I did question the motives of certain characters, particularly Taylor’s Perfidia Beverly Hills and Penn’s antagonistic—and apparently sex-crazed—Colonel Steve Lockjaw. (In the opening sequence, the former holds the latter at gunpoint and makes him get an erection.) This creates not only a questionable love triangle with graphic details/implications, as well as a conflict of (and/or abuse of) power. It also generates a sense of manipulation and betrayal, and one startling revelation. Then there’s the subplot involving a secret organization intent on “racial purification.” Ditto some open-ended and uncertain interrogations, regarding those in hiding, those dead, and others caught and arrested. It does, however, make sense that things change when Bob and Perfidia have a child, and their motives and emotions get conflicting between political causes and parenthood. As a result, Bob loses himself over the years, until he has to find the only family he has left. 

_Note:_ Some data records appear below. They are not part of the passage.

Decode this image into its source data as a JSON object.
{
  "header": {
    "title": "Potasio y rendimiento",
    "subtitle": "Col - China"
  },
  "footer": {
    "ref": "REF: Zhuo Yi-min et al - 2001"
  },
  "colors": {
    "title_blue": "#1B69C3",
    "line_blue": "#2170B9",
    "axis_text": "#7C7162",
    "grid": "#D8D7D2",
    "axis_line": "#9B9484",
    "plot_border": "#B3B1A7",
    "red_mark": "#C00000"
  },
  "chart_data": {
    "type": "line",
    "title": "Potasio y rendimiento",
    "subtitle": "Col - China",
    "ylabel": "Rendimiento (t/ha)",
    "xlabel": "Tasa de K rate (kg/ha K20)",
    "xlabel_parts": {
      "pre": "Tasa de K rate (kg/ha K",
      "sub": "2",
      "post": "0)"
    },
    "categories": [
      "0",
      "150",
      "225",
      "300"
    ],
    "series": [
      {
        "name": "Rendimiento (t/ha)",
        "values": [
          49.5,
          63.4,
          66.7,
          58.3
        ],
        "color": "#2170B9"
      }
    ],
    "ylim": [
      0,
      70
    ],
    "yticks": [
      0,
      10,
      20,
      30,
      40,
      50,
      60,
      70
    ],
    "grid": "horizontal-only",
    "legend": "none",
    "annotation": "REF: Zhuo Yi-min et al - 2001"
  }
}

His daughter Willa, on the other hand, matures and progresses remarkably as a very smart and determined, if angst-ridden, young woman. To the film’s credit, certain characters come to regret what they had done wrong, and what they hadn’t/could’ve done. The story also does suggest hope in what the next generation can do (“Maybe you will be the one who puts the world right”). But it’s Del Toro’s Sergio St. Carlos who arguably has the best role in the entire film, maintaining a calm and cool demeanor amidst the chaos happening. “You know what freedom is,” he asks, “No fear.” One Battle After Another is certainly a fearless cinematic effort, as it is a complex and complicated one.